Some portions of the preceding detailed descriptions have been presented in terms of algorithms and symbolic representations of operations on data bits within a computer memory. These algorithmic descriptions and representations are the ways used by those skilled in the data processing arts to most effectively convey the substance of their work to others skilled in the art. An algorithm may be a sequence of operations leading to a desired result. The operations are those requiring physical manipulations of physical quantities. Such quantities may take the form of electrical or magnetic signals capable of being stored, combined, compared, and otherwise manipulated. Such signals may be referred to as bits, values, elements, symbols, characters, terms, numbers, or the like.
It should be borne in mind, however, that all of these and similar terms are to be associated with the appropriate physical quantities and are merely convenient labels applied to these quantities. Unless specifically stated otherwise as apparent from the present disclosure, it is appreciated that throughout the description, certain terms refer to the action and processes of a computer system, or similar electronic computing device, that manipulates and transforms data represented as physical (electronic) quantities within the computer system's registers and memories into other data similarly represented as physical quantities within the computer system memories or registers or other such information storage devices.
The present disclosure also relates to an apparatus for performing the operations herein. This apparatus may be specially constructed for the intended purposes, or it may include a computer selectively activated or reconfigured by a computer program stored in the computer. Such a computer program may be stored in a computer readable storage medium, such as, but not limited to, any type of disk including floppy disks, optical disks, CD-ROMs, and magnetic-optical disks, read-only memories (ROMs), random access memories (RAMs), EPROMs, EEPROMs, magnetic or optical cards, or any type of media suitable for storing electronic instructions, each coupled to a computer system bus.
The algorithms and displays presented herein are not inherently related to any particular computer or other apparatus. Various other systems may be used with programs in accordance with the teachings herein, or it may prove convenient to construct a more specialized apparatus to perform the method. In addition, the present disclosure is not described with reference to any particular programming language. It will be appreciated that a variety of programming languages may be used to implement the teachings of the disclosure as described herein.
The present disclosure may be provided as a computer program product, or software, that may include a machine-readable medium having stored thereon instructions, which may be used to program a computer system (or other electronic devices) to perform a process according to the present disclosure. A machine-readable medium includes any mechanism for storing information in a form readable by a machine (e.g., a computer). For example, a machine-readable (e.g., computer-readable) medium includes a machine (e.g., a computer) readable storage medium such as a read only memory (“ROM”), random access memory (“RAM”), magnetic disk storage media, optical storage media, flash memory devices, etc.

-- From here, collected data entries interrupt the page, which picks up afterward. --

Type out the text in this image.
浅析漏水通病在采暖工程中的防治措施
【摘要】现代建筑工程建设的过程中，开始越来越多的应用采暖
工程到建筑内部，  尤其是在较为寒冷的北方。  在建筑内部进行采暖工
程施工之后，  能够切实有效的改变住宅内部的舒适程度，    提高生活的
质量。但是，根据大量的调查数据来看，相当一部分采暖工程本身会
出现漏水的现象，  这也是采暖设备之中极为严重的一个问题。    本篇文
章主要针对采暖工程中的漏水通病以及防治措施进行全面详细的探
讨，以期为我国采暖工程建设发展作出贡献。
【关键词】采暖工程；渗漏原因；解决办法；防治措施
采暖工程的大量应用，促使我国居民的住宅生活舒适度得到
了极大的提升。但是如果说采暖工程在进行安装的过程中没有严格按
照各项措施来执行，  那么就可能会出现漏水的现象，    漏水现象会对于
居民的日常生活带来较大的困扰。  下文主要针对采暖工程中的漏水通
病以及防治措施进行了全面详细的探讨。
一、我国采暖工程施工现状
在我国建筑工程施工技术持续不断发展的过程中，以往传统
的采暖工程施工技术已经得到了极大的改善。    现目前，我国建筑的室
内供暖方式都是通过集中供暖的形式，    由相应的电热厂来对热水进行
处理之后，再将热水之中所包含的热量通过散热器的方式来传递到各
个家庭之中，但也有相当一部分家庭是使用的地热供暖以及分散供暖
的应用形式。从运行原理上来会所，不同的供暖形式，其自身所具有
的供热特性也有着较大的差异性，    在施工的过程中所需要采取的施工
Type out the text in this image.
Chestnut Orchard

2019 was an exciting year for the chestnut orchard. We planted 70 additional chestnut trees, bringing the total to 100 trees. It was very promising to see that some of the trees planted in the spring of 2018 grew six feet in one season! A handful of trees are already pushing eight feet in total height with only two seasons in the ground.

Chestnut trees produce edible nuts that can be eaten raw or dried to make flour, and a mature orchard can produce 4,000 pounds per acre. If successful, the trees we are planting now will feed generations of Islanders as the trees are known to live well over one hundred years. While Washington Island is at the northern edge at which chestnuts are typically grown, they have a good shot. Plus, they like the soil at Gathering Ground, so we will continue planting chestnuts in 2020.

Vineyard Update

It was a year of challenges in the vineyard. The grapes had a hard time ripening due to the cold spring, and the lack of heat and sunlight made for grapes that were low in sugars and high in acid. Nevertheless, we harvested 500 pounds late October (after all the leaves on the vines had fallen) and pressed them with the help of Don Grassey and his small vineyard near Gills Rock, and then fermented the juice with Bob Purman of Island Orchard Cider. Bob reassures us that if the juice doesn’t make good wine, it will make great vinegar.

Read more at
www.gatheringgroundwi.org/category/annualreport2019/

In the foregoing disclosure, implementations of the disclosure have been described with reference to specific example implementations thereof. It will be evident that various modifications may be made thereto without departing from the broader spirit and scope of implementations of the disclosure as set forth in the following claims. Where the disclosure refers to some elements in the singular tense, more than one element can be depicted in the figures and like elements are labeled with like numerals. The disclosure and drawings are, accordingly, to be regarded in an illustrative sense rather than a restrictive sense.